Suppose $H$ is a Hall subgroup of a finite group $G$. Suppose, further, that $K$ is a subgroup of $G$ such that $H$ and $K$ are permuting subgroups -- in other words, $HK = KH$. Then, $H \cap K$ is a Hall subgroup of $K$.

## Definitions used

### Hall subgroup

Further information: Hall subgroup

A subgroup $H$ of a finite group $G$ is termed a Hall subgroup if its order $|H|$ and its index $[G:H]$ are relatively prime.

## Facts used

1. Index is multiplicative
2. Lagrange's theorem
3. Product formula: This states that if $H$ and $K$ are subgroups of $G$, we have:

$|HK| = \frac{|H||K|}{|H \cap K|}$.

## Proof

Given: A finite group $G$, a Hall subgroup $H$ of $G$, a subgroup $K$ of $G$ such that $HK = KH$.
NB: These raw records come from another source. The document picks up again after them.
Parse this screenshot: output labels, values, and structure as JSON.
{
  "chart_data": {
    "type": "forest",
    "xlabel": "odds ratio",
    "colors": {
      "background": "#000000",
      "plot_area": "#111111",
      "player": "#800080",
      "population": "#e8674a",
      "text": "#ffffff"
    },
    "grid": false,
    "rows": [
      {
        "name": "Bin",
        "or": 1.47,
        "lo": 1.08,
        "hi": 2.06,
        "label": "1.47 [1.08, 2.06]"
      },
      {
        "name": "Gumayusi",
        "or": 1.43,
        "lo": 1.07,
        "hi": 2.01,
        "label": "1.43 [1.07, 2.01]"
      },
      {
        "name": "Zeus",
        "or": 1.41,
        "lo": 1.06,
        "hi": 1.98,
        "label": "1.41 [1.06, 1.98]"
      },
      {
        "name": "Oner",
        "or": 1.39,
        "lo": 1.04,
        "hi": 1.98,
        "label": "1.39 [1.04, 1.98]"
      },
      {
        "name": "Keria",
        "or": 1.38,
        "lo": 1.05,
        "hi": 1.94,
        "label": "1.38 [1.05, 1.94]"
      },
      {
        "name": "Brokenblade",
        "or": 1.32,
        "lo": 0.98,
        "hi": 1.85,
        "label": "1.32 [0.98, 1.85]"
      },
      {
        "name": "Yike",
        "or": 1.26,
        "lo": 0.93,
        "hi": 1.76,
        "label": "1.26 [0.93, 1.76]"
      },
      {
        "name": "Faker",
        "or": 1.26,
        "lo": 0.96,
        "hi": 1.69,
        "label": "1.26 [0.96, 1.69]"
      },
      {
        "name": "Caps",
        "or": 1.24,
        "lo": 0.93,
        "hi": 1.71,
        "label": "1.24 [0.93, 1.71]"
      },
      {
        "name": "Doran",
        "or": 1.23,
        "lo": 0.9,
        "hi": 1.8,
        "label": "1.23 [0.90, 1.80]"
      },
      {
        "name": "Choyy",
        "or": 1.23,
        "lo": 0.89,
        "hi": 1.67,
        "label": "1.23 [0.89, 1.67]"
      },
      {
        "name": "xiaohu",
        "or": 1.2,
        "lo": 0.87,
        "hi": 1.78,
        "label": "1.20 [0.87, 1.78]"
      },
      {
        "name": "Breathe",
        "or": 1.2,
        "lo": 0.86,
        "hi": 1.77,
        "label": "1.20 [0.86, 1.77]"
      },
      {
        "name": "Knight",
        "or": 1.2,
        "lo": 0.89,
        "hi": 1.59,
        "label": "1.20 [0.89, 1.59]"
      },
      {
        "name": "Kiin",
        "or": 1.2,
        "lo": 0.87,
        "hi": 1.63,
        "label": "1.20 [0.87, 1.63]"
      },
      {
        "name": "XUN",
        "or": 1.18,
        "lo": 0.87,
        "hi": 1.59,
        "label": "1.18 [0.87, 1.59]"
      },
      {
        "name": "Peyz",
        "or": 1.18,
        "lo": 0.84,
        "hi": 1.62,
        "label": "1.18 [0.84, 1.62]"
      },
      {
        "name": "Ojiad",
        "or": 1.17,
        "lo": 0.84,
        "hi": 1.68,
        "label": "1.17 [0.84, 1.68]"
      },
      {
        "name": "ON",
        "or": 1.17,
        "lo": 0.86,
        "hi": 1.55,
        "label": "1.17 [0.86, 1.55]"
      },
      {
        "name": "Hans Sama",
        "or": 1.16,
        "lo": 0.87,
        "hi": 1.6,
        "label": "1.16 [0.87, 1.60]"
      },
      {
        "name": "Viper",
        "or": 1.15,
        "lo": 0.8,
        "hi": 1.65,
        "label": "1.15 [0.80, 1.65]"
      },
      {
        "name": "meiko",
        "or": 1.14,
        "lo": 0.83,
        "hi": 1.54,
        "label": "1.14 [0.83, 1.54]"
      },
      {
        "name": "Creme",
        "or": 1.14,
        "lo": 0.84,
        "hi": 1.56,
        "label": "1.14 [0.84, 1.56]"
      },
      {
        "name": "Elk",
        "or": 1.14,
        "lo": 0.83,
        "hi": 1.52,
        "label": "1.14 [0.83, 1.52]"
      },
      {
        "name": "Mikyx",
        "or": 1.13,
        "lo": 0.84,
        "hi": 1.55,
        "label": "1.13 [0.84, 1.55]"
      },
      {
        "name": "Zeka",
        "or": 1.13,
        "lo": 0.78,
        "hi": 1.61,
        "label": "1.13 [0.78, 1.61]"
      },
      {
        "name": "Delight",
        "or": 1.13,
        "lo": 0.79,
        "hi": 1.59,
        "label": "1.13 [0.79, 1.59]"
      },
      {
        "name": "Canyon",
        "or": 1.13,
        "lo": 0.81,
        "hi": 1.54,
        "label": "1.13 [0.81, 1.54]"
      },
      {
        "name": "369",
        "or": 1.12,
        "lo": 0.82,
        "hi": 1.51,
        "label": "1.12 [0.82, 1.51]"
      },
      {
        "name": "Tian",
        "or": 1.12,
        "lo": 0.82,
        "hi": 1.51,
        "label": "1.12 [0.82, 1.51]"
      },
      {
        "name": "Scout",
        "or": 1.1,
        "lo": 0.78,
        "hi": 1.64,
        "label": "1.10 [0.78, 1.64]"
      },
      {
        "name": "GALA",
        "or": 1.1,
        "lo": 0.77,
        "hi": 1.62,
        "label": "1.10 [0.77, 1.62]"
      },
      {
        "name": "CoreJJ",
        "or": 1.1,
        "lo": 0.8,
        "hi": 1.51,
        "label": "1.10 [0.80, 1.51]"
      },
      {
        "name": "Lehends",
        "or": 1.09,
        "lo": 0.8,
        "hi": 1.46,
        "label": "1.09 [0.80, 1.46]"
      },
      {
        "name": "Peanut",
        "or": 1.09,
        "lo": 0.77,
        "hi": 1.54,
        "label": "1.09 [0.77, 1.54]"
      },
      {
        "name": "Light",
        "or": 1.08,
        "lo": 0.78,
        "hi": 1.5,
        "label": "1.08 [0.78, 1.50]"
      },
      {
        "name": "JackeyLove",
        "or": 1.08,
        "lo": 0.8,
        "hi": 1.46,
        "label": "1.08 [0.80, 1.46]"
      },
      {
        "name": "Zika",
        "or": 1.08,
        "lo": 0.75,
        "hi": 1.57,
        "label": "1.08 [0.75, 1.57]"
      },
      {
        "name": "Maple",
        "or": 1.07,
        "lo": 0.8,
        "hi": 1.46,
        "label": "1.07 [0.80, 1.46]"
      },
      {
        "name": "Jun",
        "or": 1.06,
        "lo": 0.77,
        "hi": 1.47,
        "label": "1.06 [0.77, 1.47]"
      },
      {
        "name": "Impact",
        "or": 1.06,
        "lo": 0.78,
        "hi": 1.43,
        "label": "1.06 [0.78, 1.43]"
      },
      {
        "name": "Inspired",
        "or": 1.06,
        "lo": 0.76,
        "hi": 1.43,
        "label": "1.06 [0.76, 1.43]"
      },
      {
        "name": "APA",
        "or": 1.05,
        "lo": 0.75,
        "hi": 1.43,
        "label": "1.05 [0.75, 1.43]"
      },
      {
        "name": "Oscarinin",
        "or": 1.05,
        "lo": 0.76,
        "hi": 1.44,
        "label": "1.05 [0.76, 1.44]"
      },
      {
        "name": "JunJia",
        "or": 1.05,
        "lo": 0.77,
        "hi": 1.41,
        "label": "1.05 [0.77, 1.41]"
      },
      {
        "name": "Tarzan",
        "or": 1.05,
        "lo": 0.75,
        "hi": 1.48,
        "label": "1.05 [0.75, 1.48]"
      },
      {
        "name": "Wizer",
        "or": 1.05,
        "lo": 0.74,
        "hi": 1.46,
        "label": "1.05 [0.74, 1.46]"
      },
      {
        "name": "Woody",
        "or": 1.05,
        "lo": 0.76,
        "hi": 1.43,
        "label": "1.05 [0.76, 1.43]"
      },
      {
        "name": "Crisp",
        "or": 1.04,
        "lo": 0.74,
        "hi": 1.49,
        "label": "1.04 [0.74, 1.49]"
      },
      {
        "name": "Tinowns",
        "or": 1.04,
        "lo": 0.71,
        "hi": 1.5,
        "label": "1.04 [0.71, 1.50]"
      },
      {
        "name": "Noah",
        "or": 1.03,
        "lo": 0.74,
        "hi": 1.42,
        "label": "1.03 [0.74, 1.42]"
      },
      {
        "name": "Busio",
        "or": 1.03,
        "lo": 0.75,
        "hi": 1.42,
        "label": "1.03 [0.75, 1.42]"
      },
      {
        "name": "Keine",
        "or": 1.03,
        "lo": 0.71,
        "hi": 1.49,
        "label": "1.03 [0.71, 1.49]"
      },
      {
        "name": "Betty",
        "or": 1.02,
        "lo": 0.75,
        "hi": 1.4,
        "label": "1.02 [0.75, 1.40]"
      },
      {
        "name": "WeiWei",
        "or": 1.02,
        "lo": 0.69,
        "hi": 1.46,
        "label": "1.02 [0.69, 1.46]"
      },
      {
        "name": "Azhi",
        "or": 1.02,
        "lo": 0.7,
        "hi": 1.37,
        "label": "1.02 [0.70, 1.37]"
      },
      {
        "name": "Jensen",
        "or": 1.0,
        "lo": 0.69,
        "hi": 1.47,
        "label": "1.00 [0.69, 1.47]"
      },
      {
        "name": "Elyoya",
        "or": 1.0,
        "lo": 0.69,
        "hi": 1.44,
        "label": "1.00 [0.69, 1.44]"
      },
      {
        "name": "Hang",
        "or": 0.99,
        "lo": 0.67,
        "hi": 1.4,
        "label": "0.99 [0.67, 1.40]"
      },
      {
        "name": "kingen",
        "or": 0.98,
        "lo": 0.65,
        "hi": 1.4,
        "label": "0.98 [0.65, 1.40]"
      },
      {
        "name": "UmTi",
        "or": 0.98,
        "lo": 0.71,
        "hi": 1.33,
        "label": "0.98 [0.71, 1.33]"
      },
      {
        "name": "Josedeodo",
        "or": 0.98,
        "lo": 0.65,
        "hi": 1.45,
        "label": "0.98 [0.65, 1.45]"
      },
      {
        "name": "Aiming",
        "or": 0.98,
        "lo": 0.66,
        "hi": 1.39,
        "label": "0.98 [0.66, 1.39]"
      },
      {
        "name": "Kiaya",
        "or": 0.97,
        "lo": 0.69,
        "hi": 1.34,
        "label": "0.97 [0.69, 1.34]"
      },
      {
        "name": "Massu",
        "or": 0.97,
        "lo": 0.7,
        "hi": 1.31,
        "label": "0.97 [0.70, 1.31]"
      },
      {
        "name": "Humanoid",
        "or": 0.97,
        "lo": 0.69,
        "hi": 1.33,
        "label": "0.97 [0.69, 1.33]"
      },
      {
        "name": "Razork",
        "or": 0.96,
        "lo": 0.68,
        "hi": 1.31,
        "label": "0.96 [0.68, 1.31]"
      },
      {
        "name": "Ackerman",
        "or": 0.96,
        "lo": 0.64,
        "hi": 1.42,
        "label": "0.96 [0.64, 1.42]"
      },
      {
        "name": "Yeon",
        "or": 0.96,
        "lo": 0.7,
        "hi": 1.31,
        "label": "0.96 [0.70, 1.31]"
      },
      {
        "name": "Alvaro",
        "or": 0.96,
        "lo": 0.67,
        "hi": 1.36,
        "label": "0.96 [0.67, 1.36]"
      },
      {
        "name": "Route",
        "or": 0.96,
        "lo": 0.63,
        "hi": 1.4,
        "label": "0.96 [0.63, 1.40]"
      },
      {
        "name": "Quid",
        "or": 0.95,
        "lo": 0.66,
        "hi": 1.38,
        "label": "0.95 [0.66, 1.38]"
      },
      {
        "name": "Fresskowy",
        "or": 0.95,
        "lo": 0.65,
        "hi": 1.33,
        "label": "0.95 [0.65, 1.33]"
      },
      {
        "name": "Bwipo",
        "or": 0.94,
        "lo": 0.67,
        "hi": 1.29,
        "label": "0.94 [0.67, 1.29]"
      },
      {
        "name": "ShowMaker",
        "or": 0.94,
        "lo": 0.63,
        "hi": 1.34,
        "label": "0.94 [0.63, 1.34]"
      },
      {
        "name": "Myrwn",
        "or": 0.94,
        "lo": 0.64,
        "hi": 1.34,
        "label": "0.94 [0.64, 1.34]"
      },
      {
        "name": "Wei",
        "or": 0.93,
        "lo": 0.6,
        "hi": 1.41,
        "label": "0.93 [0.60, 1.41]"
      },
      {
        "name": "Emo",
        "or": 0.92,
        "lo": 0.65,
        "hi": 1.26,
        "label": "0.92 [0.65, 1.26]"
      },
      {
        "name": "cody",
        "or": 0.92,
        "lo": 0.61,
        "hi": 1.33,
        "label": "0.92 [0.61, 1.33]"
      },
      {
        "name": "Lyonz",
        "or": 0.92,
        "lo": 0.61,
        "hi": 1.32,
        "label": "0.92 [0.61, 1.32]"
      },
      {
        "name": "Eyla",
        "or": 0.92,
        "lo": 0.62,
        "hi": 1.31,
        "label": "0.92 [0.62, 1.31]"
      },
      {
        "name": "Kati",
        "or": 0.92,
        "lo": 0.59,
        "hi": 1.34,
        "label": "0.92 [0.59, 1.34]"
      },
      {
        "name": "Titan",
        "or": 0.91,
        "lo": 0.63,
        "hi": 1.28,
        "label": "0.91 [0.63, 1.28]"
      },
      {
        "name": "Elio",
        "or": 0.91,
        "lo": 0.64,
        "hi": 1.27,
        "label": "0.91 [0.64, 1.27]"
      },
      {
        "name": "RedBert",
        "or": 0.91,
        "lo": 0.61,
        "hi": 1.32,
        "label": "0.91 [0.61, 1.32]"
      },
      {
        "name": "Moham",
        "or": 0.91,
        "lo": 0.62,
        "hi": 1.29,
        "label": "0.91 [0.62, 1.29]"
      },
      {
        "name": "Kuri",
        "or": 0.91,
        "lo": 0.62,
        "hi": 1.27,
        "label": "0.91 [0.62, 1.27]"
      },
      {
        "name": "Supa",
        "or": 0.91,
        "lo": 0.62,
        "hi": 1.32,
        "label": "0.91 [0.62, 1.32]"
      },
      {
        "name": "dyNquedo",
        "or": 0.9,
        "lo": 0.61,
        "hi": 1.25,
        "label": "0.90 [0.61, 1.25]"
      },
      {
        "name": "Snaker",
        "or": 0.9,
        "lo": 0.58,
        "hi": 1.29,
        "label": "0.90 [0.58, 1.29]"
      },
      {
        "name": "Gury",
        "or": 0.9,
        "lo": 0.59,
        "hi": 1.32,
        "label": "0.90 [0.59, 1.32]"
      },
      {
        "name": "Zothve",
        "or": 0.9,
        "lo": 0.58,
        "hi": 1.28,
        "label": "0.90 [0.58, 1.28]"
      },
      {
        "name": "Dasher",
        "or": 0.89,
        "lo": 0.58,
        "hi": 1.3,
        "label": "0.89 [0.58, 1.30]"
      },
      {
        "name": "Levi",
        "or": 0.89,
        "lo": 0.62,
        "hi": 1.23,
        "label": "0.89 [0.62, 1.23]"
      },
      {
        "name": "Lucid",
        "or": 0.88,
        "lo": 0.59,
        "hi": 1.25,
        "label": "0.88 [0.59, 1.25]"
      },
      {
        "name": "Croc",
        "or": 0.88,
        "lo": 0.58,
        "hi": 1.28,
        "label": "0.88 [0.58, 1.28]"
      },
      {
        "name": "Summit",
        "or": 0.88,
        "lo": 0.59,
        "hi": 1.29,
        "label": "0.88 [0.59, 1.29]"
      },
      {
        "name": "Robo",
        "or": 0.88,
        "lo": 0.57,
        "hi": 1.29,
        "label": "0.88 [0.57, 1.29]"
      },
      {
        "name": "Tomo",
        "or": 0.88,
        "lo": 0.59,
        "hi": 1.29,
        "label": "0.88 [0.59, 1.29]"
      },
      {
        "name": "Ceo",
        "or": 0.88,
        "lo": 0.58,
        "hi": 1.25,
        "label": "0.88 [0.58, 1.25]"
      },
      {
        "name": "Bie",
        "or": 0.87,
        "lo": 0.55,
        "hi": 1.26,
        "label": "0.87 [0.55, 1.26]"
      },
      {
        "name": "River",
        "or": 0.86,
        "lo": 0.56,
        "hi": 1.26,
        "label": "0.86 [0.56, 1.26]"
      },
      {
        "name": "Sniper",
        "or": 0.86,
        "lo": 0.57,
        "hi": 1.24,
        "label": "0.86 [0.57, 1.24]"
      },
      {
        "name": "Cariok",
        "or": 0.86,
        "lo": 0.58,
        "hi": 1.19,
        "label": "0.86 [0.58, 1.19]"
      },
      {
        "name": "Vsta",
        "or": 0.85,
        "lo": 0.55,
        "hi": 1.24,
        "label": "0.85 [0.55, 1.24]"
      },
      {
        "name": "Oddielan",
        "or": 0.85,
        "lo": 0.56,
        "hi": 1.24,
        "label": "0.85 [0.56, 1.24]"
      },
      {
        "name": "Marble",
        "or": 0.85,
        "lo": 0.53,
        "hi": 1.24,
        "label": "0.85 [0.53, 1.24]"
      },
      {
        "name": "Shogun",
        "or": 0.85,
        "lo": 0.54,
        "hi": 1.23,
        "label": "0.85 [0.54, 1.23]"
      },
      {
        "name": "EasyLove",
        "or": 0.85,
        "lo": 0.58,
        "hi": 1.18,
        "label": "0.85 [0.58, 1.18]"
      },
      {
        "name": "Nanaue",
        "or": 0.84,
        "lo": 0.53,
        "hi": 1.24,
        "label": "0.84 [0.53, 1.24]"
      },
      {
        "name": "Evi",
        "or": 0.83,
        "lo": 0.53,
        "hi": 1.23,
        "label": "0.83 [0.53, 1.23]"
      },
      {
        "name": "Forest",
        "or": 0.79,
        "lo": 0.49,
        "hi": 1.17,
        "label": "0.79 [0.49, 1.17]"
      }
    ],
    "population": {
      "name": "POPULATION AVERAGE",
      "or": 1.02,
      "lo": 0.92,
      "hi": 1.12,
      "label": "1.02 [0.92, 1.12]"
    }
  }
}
To prove: $H \cap K$ is Hall in $K$.

Proof: Rearranging the product formula (fact (3)) yields:

$\frac{|K|}{|H \cap K|} = \frac{|HK|}{|H|}$.

By Lagrange's theorem (fact (2)), and noting that $HK$ is a subgroup of $G$, we get:

$[K:H \cap K] = [HK:H]$.

By fact (1), we have:

$[HK:H][G:HK] = [G:H]$.

Thus, we get:

$[K:H \cap K][G:HK] = [G:H]$.

In particular, $[K:H \cap K]$ divides $[G:H]$. By Lagrange's theorem, we have that $|H \cap K|$ divides $|H|$. Since $|H|$ and $[G:H]$ are relatively prime, we obtain that $[K:H \cap K]$ and $|H \cap K|$ are relatively prime. Thus, $H \cap K$ is a Hall subgroup of $K$.